Conducting a nationally representative survey of its 65,000-strong community, product intelligence platform Vypr found that less than 35% participated in a month-long abstinence this year. 

Damp vs Dry January
The low engagement might be surprising to many, as low/no is a rising trend, with companies of all sizes getting involved, from start-ups to multi-national alcohol brands like Gordon’s and Warner’s. 

However, as Dru Jaeger, co-founder of Club Soda, explained, it is part of the mindful drinking movement, where consumers are drinking less across the course of the year rather than a month-long stint of swearing off the booze.

“Through our work as Club Soda, a mindful drinking movement, we’ve seen that although Dry January remains a great opportunity for people who want to take a break from alcohol, the rise and rise of the alcohol-free industry and this January’s popular ‘damp’ drinking trend, has led to people deciding to bring greater flexibility into their drinking. 

“There will always be those looking to ease off after Christmas, and naturally, want to drink less come the new year, but with awareness of mindful drinking growing, consumers are realising more frequently that moderating their drinking doesn’t have to just be for January, but something they wish to enjoy year round. 

“Ultimately, the message to be taken from this January isn’t that less people are partaking in Dry January, but that more people are drinking less throughout the rest of the 12 months”, he told Speciality Food.

This was mirrored in Vypr’s findings, as founder Ben Davies commented, “Our data show an appetite for alcohol-free products and an increase in those stopping drinking for long periods.” 

In fact, just under 50% of consumers surveyed by Vypr said they were likely to continue not drinking after Dry January ends, with 31% saying they might, indicating that mindful drinking is more of a lifestyle change than a challenge. 

Affordable alcohol-free
One key finding from Vypr’s research was that just under a third (29%) felt alcohol-free products were expensive, and 14% said choosing alcohol-free alternatives was more expensive.

However, as Dru explained, “It’s important to remember that the cost and the value of a drink does not, and should not, come from that product’s alcohol content. After all, a drink’s value should be determined by the expertise of those making it, the quality of the ingredients and the work invested in creating it. 

“At Club Soda, we are working hard with low and no-alcohol brands to communicate this quality to consumers, but there is a definite need for education in this space.

This is where fine food and drink retailers can step in and use their unique position to communicate this to customers. 

As Dru added, “Speciality stores can play a huge part in this process, particularly by offering brand diversity and promoting smaller producers, many of whom have been squeezed out by bigger brands in the supermarkets. There’s a real opportunity for speciality and fine food stores to take a lot of ownership in this sector.

“Far from being an unaffordable market, there are so many alcohol-free and low-alcohol alternatives that people can purchase. For instance, at our new Tasting Shop & Bar, we have many products, across different categories, that start from just £2 – so there is definitely an opportunity for consumers to experiment and find out what they like. Our incredible team in-store are more than happy to help customers find products to suit their taste and budget – just like many of our speciality shop community would be.”

It is this desire for experimentation that Ben argues needs to be satisfied by speciality retailers. “With a wider range of non-alcoholic products, consumers can reduce their drinking. What is apparent is that the offering needs to be wider across hospitality. Consumers are interested in alternatives and will experiment.”

How to cash in
As independent retailers have such a unique opportunity to capitalise on the high-end alcohol-free sector, it is important that they are cashing in on it. 

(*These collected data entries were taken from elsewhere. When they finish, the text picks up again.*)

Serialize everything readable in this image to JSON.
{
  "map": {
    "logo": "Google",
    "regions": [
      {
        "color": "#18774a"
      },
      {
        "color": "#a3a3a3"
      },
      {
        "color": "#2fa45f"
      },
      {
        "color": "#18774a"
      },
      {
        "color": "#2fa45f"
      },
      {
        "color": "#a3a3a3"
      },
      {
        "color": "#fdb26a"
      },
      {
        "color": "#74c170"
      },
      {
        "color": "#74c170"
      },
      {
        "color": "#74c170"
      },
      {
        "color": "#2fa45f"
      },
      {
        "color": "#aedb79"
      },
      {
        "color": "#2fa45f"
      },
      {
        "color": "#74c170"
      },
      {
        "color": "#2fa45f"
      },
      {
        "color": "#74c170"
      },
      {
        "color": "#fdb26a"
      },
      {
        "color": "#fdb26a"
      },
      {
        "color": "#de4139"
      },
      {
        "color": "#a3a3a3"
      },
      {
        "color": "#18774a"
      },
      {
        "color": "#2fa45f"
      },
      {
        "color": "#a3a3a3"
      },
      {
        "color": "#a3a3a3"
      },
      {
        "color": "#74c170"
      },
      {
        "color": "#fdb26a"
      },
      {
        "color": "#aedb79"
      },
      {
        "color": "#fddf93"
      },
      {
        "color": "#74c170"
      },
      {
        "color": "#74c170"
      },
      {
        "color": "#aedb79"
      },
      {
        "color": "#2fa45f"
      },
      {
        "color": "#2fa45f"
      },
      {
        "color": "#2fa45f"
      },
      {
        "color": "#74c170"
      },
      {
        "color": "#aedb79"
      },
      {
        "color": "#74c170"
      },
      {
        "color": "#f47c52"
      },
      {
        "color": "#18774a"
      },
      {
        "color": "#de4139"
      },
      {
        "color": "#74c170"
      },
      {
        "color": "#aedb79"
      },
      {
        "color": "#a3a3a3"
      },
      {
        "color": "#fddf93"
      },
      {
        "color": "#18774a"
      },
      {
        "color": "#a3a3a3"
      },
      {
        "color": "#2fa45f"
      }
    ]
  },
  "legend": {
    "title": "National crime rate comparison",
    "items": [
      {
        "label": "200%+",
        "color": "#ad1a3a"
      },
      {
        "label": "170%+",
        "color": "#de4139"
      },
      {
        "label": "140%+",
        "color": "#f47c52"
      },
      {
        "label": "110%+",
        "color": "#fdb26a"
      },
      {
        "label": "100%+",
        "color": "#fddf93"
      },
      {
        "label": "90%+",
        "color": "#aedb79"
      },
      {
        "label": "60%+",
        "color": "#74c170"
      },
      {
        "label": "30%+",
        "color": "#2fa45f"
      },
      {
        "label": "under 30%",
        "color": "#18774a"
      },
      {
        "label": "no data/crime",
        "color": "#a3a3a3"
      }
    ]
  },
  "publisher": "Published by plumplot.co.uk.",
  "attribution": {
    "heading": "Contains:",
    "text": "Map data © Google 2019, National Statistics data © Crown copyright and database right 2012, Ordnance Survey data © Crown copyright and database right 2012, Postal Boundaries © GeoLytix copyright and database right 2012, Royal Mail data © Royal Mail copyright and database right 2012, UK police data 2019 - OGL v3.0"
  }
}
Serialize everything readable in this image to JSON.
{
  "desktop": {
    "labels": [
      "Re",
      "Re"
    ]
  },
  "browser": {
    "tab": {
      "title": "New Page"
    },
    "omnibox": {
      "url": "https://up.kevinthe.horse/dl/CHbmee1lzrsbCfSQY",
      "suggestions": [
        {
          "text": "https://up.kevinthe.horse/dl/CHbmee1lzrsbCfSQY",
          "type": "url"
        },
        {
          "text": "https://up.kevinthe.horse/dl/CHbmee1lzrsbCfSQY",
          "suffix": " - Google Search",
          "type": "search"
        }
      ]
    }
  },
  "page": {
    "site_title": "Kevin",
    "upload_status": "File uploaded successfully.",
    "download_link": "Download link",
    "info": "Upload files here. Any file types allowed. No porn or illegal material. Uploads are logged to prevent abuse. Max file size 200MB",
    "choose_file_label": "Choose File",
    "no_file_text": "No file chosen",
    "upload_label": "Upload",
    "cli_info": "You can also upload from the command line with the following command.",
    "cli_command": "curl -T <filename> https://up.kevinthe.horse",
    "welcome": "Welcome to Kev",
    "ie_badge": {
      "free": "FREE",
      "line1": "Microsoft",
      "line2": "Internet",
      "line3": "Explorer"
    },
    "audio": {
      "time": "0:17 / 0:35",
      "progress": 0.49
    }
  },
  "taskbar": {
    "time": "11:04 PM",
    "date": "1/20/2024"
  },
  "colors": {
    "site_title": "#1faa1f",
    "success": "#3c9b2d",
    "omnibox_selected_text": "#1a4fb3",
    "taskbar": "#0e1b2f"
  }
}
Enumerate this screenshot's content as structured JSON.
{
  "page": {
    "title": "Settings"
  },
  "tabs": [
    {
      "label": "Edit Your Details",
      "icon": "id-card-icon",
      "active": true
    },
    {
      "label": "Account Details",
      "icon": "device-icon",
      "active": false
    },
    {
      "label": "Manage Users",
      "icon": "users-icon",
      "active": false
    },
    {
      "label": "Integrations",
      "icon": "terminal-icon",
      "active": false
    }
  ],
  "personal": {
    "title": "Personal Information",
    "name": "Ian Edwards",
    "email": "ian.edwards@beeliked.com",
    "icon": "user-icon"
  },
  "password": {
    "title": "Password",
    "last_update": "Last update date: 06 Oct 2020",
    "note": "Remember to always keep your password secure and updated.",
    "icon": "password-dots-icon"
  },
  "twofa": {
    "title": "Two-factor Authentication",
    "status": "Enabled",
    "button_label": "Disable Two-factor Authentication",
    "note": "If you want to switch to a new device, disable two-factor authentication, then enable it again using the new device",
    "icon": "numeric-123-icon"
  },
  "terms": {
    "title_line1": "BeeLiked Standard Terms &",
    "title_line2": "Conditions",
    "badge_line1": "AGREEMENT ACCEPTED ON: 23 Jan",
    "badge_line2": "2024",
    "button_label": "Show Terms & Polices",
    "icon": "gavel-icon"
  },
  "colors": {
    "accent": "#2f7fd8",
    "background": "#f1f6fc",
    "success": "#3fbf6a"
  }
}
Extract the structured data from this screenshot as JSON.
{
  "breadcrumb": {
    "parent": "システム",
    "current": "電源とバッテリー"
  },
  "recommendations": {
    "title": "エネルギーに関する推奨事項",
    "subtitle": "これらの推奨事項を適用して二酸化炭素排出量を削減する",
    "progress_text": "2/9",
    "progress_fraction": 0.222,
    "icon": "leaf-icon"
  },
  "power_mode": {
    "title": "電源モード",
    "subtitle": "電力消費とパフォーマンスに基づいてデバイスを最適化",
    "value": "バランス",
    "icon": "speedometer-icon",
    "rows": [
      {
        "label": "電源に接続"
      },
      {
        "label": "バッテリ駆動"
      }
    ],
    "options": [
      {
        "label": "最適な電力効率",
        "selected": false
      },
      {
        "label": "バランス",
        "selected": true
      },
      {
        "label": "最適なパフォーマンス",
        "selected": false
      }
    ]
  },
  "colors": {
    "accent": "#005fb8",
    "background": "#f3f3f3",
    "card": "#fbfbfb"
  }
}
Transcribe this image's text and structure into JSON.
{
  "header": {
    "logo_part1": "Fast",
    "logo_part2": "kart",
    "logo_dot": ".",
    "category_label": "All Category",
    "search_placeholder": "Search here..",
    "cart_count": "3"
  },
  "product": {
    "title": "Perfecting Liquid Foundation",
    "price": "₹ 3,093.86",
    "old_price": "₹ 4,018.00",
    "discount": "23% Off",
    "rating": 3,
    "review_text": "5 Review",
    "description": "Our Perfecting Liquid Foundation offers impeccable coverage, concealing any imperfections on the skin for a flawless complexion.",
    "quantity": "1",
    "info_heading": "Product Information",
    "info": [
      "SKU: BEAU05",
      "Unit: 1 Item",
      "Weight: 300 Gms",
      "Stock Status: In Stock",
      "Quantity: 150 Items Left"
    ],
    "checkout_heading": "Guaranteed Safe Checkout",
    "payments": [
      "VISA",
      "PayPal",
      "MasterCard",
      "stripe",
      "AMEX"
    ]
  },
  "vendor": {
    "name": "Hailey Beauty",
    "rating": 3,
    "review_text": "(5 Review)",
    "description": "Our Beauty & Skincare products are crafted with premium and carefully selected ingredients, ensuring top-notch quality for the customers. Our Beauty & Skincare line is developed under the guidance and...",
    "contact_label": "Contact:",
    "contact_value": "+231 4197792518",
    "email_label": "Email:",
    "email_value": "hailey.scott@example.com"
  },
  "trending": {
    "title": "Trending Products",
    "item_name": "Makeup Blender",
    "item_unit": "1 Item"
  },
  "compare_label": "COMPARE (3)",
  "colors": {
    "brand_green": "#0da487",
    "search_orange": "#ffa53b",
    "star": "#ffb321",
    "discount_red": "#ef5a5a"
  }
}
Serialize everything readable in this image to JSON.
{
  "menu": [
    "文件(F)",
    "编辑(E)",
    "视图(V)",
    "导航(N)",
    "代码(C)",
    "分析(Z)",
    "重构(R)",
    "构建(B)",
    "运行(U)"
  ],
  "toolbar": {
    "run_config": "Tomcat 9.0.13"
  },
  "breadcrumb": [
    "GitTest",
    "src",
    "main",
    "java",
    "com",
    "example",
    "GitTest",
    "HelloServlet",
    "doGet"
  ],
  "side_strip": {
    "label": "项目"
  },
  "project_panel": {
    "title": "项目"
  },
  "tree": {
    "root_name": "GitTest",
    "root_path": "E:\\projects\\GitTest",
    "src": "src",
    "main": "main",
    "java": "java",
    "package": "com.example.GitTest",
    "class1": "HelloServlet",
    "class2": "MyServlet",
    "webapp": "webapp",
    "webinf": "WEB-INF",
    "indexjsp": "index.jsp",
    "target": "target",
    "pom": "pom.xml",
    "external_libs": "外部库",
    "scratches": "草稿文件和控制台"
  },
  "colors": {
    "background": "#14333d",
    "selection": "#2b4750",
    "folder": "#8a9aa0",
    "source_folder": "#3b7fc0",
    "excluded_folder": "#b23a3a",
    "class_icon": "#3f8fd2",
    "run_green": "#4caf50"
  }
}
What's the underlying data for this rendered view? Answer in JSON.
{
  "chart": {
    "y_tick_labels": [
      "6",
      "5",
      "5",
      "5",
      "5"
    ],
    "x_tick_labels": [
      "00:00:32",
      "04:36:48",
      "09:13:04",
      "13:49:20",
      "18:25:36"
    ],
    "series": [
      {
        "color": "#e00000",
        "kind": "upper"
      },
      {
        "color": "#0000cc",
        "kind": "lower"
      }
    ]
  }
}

Dru told Speciality Food, “We know that consumers trust specialist retailers, so be proud of curating your alcohol-free range. It will delight your customers to see your passion for the category and the drinks you stock in-store.

“We always recommend doing your own taste tests, so that no matter what item a customer asks a question about, you can genuinely advocate for that product. Knowing you personally like a product will give consumers confidence. If you think of your alcohol-free range as an extension of your alcoholic range, and go for similar provenance, quality and categories, you’ll know you have a winning range targeted to your customers. 

“It’s also a great idea to chat to the brands you love about organising stock for sampling. With curiosity around low and no growing, it’s a real opportunity for customers to be able to try for themselves and taste how fantastic these products are. 

“Our biggest tip is to make sure you offer a proper glass (not a tiny thimble sample) – use the sampling as a way to delight your customers and fill your social media. You could even host a drinks party and nibbles event in-store!”